A deputada do M5S Carmela Auriemma exigiu a convocação do Ufficio di Presidenza e pediu medidas disciplinares contra Trancassini: “O seu é um gesto gravíssimo, pedimos intervenção disciplinar; não pode um colega levantar-se e ofender outro colega, ainda mais ocupando o papel de Questore. Vocês têm que ter vergonha”, disse em tom elevado.
Em resposta aos ataques de parte da maioria — que incluiu gritos de “comunisti” vindos do plenário — o deputado Marco Grimaldi (Avs) rebateu com crítica aos dobles padrões: “A palavra ‘comunista’ não é ofensa para nós; pronunciada por grupos pós-fascistas demonstra que não entenderam o papel histórico que tiveram no país. Nós não chamamos uma ministra de indiciada; vocês, por outro lado, ameaçaram com o Gran Giurì e com queixas, demonstrando um duplo padrão.
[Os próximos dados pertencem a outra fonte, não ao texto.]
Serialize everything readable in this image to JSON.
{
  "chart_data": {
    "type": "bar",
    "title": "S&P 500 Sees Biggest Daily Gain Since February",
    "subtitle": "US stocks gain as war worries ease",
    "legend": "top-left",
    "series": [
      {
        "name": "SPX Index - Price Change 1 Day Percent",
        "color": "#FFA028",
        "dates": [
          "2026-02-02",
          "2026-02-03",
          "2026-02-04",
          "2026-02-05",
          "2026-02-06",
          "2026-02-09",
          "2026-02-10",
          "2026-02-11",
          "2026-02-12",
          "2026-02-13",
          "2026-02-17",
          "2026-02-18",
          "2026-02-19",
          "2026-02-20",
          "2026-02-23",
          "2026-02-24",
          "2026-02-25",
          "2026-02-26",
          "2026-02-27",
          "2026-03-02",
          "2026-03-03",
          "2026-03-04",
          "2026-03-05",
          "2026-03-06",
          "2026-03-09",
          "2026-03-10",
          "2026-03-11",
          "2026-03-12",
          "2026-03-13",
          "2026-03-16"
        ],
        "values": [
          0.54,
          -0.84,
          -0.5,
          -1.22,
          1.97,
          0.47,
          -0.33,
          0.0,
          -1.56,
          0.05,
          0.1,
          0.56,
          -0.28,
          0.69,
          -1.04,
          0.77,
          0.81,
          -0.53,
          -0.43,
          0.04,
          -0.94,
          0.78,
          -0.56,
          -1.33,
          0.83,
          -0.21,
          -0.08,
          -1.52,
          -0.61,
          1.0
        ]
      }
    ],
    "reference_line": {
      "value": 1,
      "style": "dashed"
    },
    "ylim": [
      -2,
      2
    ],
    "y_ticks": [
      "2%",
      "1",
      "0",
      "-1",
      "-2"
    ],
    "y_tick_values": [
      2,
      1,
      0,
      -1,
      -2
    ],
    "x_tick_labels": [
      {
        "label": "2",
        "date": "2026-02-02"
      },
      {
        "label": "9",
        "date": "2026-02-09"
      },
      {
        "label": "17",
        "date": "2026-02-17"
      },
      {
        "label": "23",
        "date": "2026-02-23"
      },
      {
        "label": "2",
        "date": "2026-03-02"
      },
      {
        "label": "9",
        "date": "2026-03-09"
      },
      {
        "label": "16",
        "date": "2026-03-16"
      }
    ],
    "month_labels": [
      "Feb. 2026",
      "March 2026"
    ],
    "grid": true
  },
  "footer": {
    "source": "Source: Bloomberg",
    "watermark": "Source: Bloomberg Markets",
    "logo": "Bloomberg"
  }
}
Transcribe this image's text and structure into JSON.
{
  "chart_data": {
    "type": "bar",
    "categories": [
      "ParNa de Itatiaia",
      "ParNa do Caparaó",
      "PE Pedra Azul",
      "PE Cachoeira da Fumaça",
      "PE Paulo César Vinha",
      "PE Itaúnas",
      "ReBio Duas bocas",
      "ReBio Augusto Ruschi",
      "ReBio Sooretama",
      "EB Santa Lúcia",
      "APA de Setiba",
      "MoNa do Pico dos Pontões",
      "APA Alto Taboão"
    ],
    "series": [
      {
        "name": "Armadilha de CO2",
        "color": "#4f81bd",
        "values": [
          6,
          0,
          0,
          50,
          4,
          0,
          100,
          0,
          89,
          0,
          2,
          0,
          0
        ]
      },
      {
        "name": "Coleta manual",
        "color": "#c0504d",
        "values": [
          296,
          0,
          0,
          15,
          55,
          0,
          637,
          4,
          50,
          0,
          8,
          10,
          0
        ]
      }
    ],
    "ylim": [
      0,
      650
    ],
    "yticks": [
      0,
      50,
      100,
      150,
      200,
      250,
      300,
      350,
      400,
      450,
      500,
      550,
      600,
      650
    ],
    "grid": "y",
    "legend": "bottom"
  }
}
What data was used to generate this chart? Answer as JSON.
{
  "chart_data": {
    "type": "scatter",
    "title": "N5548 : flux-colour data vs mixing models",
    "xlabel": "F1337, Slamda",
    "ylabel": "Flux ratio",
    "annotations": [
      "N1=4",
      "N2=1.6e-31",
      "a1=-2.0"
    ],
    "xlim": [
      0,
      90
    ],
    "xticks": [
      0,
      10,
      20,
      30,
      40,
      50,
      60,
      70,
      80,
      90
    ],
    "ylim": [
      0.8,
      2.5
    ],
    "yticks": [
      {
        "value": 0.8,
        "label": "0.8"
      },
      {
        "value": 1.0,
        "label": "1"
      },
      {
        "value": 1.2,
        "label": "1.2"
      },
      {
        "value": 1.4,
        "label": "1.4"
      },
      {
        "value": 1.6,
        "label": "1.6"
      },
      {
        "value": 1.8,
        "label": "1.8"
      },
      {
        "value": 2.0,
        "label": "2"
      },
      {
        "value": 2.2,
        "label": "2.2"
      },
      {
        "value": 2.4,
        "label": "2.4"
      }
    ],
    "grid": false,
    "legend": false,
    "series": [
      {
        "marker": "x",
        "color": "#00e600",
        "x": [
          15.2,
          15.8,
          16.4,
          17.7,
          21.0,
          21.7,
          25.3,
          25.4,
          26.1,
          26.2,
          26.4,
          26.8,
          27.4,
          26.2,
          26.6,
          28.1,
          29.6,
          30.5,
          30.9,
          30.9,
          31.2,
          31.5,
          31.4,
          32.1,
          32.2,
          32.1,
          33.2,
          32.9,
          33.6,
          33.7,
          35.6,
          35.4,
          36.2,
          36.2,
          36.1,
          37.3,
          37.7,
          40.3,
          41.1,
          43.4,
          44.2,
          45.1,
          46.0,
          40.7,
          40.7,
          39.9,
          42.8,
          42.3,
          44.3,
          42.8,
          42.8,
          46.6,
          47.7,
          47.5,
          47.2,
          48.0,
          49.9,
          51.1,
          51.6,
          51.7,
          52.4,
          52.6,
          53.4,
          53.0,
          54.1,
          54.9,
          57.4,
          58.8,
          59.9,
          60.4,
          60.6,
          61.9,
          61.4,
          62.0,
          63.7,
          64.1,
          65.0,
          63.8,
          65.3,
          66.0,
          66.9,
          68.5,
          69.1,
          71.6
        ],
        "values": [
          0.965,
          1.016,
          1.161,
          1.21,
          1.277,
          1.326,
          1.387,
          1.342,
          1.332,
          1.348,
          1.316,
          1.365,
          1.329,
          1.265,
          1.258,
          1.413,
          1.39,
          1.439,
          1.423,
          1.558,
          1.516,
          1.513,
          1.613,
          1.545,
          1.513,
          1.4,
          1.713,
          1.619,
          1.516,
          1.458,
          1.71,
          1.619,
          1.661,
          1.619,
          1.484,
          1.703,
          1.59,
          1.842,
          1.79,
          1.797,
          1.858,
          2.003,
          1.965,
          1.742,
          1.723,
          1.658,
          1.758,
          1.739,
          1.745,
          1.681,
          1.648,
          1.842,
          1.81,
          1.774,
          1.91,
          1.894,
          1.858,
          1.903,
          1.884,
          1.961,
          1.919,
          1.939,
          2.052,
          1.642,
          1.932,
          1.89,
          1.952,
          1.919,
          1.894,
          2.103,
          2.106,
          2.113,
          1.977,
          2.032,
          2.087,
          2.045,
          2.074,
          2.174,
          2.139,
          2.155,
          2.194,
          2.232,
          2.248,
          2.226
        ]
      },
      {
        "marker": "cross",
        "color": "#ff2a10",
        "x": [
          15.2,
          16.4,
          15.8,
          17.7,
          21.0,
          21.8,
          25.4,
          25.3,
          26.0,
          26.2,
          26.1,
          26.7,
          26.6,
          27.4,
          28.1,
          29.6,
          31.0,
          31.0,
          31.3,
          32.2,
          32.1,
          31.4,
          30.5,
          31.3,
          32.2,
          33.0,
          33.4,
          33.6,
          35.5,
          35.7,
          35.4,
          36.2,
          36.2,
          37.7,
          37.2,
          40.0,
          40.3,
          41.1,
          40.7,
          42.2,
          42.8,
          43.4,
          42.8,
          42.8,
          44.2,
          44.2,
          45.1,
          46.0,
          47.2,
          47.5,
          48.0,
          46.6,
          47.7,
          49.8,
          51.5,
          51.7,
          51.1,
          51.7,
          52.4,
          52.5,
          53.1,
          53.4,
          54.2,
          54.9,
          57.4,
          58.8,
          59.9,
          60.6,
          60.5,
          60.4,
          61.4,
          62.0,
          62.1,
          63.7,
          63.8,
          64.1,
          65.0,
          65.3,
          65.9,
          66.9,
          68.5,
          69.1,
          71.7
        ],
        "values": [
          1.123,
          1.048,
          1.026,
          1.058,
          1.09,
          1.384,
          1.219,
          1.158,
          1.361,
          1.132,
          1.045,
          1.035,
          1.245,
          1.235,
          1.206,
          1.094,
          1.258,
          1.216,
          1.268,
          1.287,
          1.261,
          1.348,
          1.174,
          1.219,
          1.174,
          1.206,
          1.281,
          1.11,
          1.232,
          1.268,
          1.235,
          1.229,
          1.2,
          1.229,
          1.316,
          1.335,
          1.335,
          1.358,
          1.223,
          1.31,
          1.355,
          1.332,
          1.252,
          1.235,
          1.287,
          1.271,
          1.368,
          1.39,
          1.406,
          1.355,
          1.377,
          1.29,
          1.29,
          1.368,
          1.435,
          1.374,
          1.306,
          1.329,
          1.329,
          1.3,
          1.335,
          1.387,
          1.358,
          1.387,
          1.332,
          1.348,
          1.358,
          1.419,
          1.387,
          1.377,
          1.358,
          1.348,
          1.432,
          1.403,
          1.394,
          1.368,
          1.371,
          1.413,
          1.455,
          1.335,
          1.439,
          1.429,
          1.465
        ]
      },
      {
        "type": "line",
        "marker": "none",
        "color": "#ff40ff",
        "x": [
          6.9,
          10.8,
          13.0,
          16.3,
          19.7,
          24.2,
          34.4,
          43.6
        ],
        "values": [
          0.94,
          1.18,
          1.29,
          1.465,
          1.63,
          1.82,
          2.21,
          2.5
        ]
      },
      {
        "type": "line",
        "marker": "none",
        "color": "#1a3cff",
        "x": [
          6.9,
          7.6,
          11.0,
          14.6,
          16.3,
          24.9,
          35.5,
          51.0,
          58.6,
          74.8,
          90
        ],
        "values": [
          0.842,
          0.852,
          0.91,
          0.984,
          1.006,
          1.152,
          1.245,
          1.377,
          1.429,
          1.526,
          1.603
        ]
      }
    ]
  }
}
Quem tem poder deve mostrar mais respeito por quem faz oposição”.
Sobre as palavras de Appendino, a parlamentar não repetiu o termo polêmico que lhe foi atribuído, mas acusou a chefe do governo de atuar como “cronista da Vespa” — uma referência ao estilo televisivo — em vez de comparecer ao Parlamento antes do Conselho Europeu para explicar a linha do país. “É inacreditável que a presidente Meloni não venha ao plenário para informar o que pretende dizer no Conselho Europeu hoje. Enquanto outros decidem os destinos da Europa e do mundo, aqui ela se mantém espectadora”, afirmou.
O episódio desenha um cenário onde a “arquitetura do debate” parlamentar se choca com a polarização: de um lado, o pedido formal de esclarecimentos e de comparecimento; do outro, reações pessoais e acusações que corroem o tom institucional. A situação deixa claro que os alicerces do diálogo democrático ficam frágeis quando o peso da caneta se transforma em instrumento de ataque pessoal.
Fica, portanto, a pergunta prática para cidadãos e representantes: como reconstruir pontes — e não muros — entre maioria e oposição para que o Parlamento cumpra seu papel de fiscalizar e esclarecer as decisões que tocam a vida pública, a diplomacia e a segurança internacional? Hoje, o embate mostrou que ainda há trabalho a fazer na construção de direitos e na manutenção do decoro institucional.